Defence Minister Oleksii Reznikov told a news conference in Kyiv over the weekend that Ukraine has already received everything from its “wish list to Santa,” except fighter planes.
“There will be planes, too,” Reznikov said definitively. “The question is just what kind exactly…. Consider that this mission is already completed.”
The news outlet continued:
So far, Ukraine has won support from Baltic nations and Poland in its quest to obtain Western fighter jets. But several Western leaders have expressed concern that providing warplanes could provoke the Kremlin and draw their countries deeper into the conflict, which has cost tens of thousands of lives and wreaked massive destruction.
Kyiv says such jets are essential to challenging Russia’s air superiority and ensuring success in a Russian offensive that Reznikov predicted could begin around the war’s one-year anniversary, Feb. 24.
“Not all Western weapons will arrive by then, but we have the resources and reserves to help stabilize and sustain the offensive,” Reznikov told reporters.
Russia Warns 'Absurd' Talk of Sending Warplanes to Ukraine Risks War Escalation https://t.co/BzuhUvgieF
— Breitbart London (@BreitbartLondon) February 2, 2023
Following Russia's invasion, NATO countries have repeatedly refused, initially, to provide Ukraine with sophisticated and longer-range weapons like missiles and tanks, but eventually agreed to do so. It could be that the warplane issue is the latest example of the West caving in.
"Ukraine has relocated its warplanes and concealed air defense assets, hampering Moscow’s efforts to gain full control of the skies," Breitbart News reported. "After suffering early losses, the Russian air force has avoided venturing deep into Ukraine’s airspace and mostly focused on close front-line support."
At present, according to reports, German-made Leopard 1 and 2 tanks are heading to Ukraine from various countries, including Germany. Reznikov said Ukraine's forces will begin training on them somewhere in Europe this week before they are formally transferred. In all, Canada, Poland, Germany, Great Britain, and the United States have announced they will supply tanks to Ukraine.

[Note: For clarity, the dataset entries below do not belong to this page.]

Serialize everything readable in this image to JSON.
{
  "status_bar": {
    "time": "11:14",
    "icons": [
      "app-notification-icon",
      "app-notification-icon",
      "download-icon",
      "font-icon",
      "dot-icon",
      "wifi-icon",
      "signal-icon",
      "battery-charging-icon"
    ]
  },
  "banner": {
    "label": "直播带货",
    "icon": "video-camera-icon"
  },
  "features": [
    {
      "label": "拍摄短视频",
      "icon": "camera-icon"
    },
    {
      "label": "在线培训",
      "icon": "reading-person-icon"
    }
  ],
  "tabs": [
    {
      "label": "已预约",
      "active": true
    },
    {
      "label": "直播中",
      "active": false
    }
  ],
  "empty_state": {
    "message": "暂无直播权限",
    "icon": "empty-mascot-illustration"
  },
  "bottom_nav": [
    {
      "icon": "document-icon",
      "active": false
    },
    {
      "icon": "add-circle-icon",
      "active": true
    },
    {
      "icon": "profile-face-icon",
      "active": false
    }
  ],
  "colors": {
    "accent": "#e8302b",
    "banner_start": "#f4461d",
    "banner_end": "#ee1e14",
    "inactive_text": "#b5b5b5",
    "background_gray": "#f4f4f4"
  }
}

Russia, which is continuing a massive mobilization and buildup of its own forces after being pushed back by the Ukrainians, has frequently stated that NATO continuing to supply Ukraine with weapons is only prolonging the conflict and leading to unnecessary deaths. Russian President Vladimir Putin has also said that NATO has become a direct participant in the conflict, though no NATO country has troops (in any significant amount) in Ukraine.
For his part, Reznikov, citing the stream of Western weapons heading into his country and the current state of the Ukrainian army, responded to Russia's rhetoric on Sunday, telling reporters: “I absolutely boldly claim that we have become a de facto NATO country. We only have a de jure part left.”
Ukraine has applied to join NATO, as have two of Russia’s other neighbors, Finland and Sweden. The latter two are on a glide path to membership, though Turkey objects; Ukraine, however, is not.
Russian forces continue to target Ukraine's infrastructure, such as its energy grid. Several Russian rocket attacks have repeatedly knocked out power to parts of the country, only to be repaired and then knocked out again soon after.
Reports say that both sides are preparing for offensive operations when the weather improves, meaning that the war is far from over. Previous reports say Russia has lost more than 110,000 killed and three times as many wounded.